[Asia Economy Reporter Naju-seok] Despite the largest-ever production cut agreement, international oil prices continue to fall relentlessly. Due to the decrease in demand caused by the novel coronavirus infection (COVID-19), crude oil inventories are accumulating, causing international oil prices to drop to their lowest level in 18 years.
On the 15th (local time) at the New York Mercantile Exchange, May delivery West Texas Intermediate (WTI) crude oil closed at $19.87, down 1.2% ($0.24) from the previous trading day. Following a 10.3% ($2.3) plunge to $20.11 on the 14th, prices fell again. This marks the lowest level for WTI since February 2002 ($19.64). At the London ICE Futures Exchange, June Brent crude also dropped 6.45% ($1.91) to close at $27.69.
The oil market was dominated by demand shock and concerns over inventory buildup. The International Energy Agency (IEA) forecasted that the energy market would face an unprecedented shock this year due to COVID-19. The IEA estimated that oil demand this month would decrease by an average of 29 million barrels per day compared to last year.

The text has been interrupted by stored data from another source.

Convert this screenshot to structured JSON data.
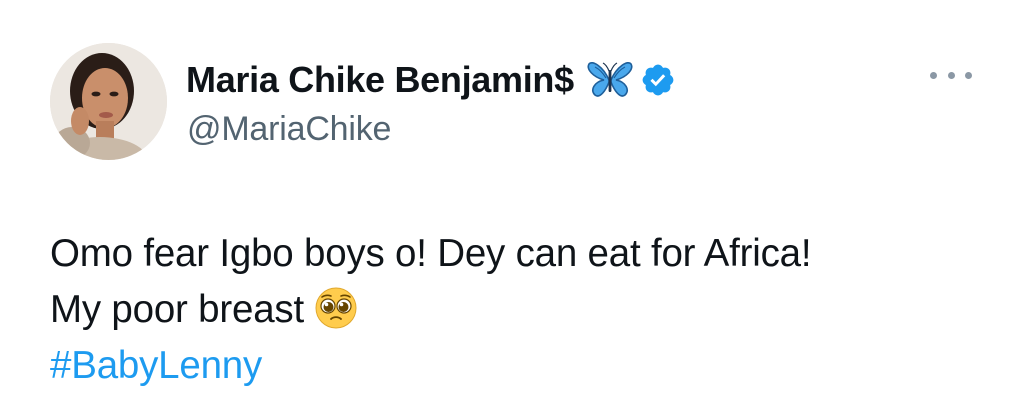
{
  "author": {
    "display_name": "Maria Chike Benjamin$",
    "handle": "@MariaChike",
    "verified": true,
    "icons": [
      "butterfly-icon",
      "verified-badge-icon"
    ]
  },
  "tweet": {
    "line1": "Omo fear Igbo boys o! Dey can eat for Africa!",
    "line2": "My poor breast",
    "line2_emoji": "pleading-face-emoji",
    "hashtag": "#BabyLenny"
  },
  "colors": {
    "text": "#0f1419",
    "secondary": "#536471",
    "accent": "#1d9bf0",
    "butterfly": "#4aa8ec"
  }
}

The demand contraction is expected to continue, with oil demand projected to be down by an average of 23.1 million barrels per day throughout the second quarter. Considering that production cuts will begin next month, crude oil inventories are structurally bound to keep increasing.
Although the Group of Twenty (G20), including South Korea, the United States, China, and India, agreed to expand strategic petroleum reserves, no concrete plans have yet been announced, which also had a negative impact. The IEA stated in its report, "We are still waiting for each country's plans regarding strategic reserve acquisition measures." The IEA added, "OPEC+ (the Organization of the Petroleum Exporting Countries (OPEC) member countries and non-OPEC allies) made a historic decision to cut production by 9.7 million barrels per day, preventing the situation from becoming even more severe," but also warned, "With daily crude oil inventories increasing by 12 million barrels in the first half of this year, the oil-related industries such as transportation, pipelines, and storage tanks are still at risk of being overwhelmed."
The lack of progress in production cut discussions within the United States was also a negative factor. The Texas Railroad Commission, which determines crude oil production levels in Texas, held about 10 hours of discussions on production cuts but failed to reach an agreement. The commission held a public hearing to discuss limiting crude oil production, but due to significant differences in opinions among companies, no concrete consensus was reached. Small and medium-sized oil producers supported the cuts, but large companies with financial capacity strongly opposed them.
On the other hand, the confirmation that U.S. crude oil inventories, excluding strategic reserves, increased also acted as a negative factor. The U.S. Energy Information Administration announced that as of the 10th, U.S. crude oil inventories rose by 19.2 million barrels. This figure greatly exceeded the market expectation of 12.02 million barrels. Crude oil is accumulating without being refined.